Outer membrane protein (OMP) is the main component of the outer membrane of gram-negative bacteria, including porin and lipoprotein. Porins typically aggregate to form pores, enabling the passage of small hydrophilic molecules, such as β-lactams, across the membrane (Pagès et al., 2008). The porins of K. pneumoniae mainly include OmpK35 and OmpK36 (Hernández-Allés et al., 1999). The deficiency of OmpK35, known as OmpF, is reported widely reported in Enterobacteriaceae strains (Gravey et al., 2020). While OmpK35 is not thought to be the primary pathway for K. pneumoniae resistance (Shields et al., 2015; Pagès et al., 2016). The function of OmpK35 should be further studied in vivo circumstance of K. pneumoniae. OmpK36 is classified as a member of the OmpC porin group, and functions as a non-specific, passive diffusion pore (Ye Y. et al., 2017). The loss of OmpK36, coupled with extended-spectrum β-lactamases (ESBLs) and/or AmpC production, can result in carbapenem resistance in K. pneumoniae (Hamzaoui et al., 2018). Tian et al. (2020) reported three K. pneumoniae strains successively isolated from one patient during hospitalization and found that the final strain developed carbapenem resistance after 14-day of imipenem treatment. This particular CRKP strain exhibited OmpK36 deficiency due to a premature stop codon in the ompK36 gene. This study highlights that the alteration of outer membrane porins due to the 14-day use of imipenem plays a potential role in leading to clinical presentation of carbapenem resistance (Figure 1).

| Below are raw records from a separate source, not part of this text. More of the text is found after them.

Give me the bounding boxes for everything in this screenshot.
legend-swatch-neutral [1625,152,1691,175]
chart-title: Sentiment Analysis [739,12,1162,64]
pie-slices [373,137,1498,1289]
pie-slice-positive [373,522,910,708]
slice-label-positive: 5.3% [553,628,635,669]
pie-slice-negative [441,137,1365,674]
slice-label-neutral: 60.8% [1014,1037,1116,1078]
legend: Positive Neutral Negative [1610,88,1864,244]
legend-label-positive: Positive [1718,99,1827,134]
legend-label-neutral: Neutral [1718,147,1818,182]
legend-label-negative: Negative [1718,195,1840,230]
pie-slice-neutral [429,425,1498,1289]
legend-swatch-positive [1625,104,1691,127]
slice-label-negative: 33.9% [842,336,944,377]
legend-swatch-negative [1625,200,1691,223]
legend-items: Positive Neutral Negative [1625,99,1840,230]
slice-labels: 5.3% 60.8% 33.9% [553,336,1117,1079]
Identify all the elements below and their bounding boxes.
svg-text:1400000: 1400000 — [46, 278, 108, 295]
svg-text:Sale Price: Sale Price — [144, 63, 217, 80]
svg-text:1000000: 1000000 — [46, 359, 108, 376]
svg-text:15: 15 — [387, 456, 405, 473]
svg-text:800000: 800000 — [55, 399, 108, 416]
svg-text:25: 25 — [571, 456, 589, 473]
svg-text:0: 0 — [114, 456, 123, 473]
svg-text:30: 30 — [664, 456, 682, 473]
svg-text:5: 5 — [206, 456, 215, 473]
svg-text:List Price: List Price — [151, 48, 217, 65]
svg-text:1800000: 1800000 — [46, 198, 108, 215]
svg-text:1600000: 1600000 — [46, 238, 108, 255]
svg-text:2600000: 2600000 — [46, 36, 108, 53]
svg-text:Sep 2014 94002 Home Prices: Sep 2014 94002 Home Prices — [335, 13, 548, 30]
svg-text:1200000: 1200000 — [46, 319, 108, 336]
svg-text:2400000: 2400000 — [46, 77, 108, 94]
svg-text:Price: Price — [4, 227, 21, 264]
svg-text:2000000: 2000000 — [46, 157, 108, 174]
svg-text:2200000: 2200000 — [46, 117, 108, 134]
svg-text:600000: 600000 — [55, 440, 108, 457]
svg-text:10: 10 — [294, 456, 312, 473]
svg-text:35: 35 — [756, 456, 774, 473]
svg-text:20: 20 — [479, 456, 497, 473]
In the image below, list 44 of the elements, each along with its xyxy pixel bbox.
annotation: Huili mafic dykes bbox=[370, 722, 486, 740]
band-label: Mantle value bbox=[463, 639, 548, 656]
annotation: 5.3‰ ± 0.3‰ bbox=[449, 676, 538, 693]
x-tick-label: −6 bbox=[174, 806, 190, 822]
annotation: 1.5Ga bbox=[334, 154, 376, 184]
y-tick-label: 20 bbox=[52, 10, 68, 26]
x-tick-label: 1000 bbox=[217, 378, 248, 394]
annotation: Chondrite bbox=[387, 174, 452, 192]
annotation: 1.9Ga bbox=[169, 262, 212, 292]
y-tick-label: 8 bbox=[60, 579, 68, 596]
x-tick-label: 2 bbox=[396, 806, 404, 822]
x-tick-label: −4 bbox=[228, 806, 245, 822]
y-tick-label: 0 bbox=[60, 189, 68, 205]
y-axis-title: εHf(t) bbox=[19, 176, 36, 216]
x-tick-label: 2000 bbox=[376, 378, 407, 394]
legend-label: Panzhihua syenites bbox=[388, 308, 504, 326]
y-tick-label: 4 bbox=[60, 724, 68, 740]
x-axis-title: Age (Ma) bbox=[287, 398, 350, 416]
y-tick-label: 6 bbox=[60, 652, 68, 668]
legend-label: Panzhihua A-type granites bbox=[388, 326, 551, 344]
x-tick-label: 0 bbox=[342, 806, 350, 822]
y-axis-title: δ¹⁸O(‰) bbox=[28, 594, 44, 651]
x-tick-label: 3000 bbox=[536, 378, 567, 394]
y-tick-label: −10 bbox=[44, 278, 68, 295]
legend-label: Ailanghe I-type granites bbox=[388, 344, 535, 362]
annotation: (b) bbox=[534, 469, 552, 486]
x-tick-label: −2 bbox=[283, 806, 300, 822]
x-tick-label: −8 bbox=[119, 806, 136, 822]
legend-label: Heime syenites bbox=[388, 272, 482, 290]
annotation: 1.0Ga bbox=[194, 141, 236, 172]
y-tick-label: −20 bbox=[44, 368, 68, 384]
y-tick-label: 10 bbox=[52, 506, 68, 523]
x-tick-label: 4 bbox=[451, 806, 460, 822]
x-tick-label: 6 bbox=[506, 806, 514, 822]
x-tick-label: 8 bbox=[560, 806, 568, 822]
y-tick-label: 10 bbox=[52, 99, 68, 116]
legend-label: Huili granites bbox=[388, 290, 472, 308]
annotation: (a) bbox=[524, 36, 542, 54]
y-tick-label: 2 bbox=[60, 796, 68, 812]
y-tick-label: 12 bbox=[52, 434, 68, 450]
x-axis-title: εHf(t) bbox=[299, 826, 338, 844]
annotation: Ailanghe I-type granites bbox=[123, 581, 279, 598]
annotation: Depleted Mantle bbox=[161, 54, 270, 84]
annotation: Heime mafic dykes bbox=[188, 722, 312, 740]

In addition, some researchers have gradually discovered that porins are also associated with ceftazidime/avibactam resistance of K. pneumoniae (Xu et al., 2022), which reflects the important role of porins deficiency in the adaptive evolution of K. pneumoniae.

In vivo adaptive resistance to ceftazidime/avibactam

Ceftazidime/avibactam is a novel β-lactam/β-lactamase inhibitor combination, which has been approved for the treatment of complicated intra-abdominal infections and urinary tract infections in 2015 (Zasowski et al., 2015; Shirley, 2018). Avibactam exhibits activity against Ambler class A enzymes (including ESBLs and KPC) and some Ambler class C and D (e.g., OXA-48) enzymes, but it is ineffective against class B enzymes like New Delhi metallo-β-lactamase (NDM) (Shirley, 2018). Though ceftazidime/avibactam displayed potent activity against KPC-producing K. pneumoniae (KPC-KP), the emergence of ceftazidime/avibactam resistance in clinical strains during antimicrobial treatment has been repeatedly reported (Humphries et al., 2015; Shields et al., 2016; Both et al., 2017).

Specific mutations of blaKPC

The major in vivo adaptive ceftazidime/avibactam resistance mechanism is the emergence of specific mutations in blaKPC (Figure 1). A report from China revealed that following a 6-day course of ceftazidime/avibactam treatment, a ST11 K. pneumoniae strain developed ceftazidime/avibactam resistance, owing to the mutation of KPC-2 to KPC-33, with a substitution of D179Y within the Ω loop (Li D. et al., 2021). The Ω loop is located at residues 164–179, which is an essential domain for class A β-lactamases, and the substitution of D179Y may be detrimental to the binding of avibactam (Gaibani et al., 2021; Wang et al., 2021). Another study conducted in Italy showed that in vivo development of ceftazidime/avibactam resistance in K. pneumoniae was also linked to the D179Y substitution in KPC-3, which emerged after 17-day of ceftazidime/avibactam treatment (Gaibani et al., 2018). Similarly, in vivo development of KPC-71, KPC-76, KPC-94, and KPC-95-mediated ceftazidime/avibactam resistance during antimicrobial treatment has also been reported in ST11 and ST512 KPC-KP (Li X. et al., 2021; Guzmán-Puche et al., 2022; Shen et al., 2022). Of note, the low antibiotic pressure may have selected hybrid subpopulations of KPC-KP due to the high adaptability of KPC to ceftazidime/avibactam. For example, a study reported that KPC-KP strains isolated from bronchoalveolar lavage harbor blaKPC-3 and T243M mutations, while those isolated from the blood have D179Y mutation (Gaibani et al., 2021). Except for KPC, the in vivo emerging P170S exchange in CTX-M-14 has also been associated with elevated ceftazidime/avibactam MICs for independent K. pneumoniae isolates, but this substitution was not sufficient for full resistance (Both et al., 2017).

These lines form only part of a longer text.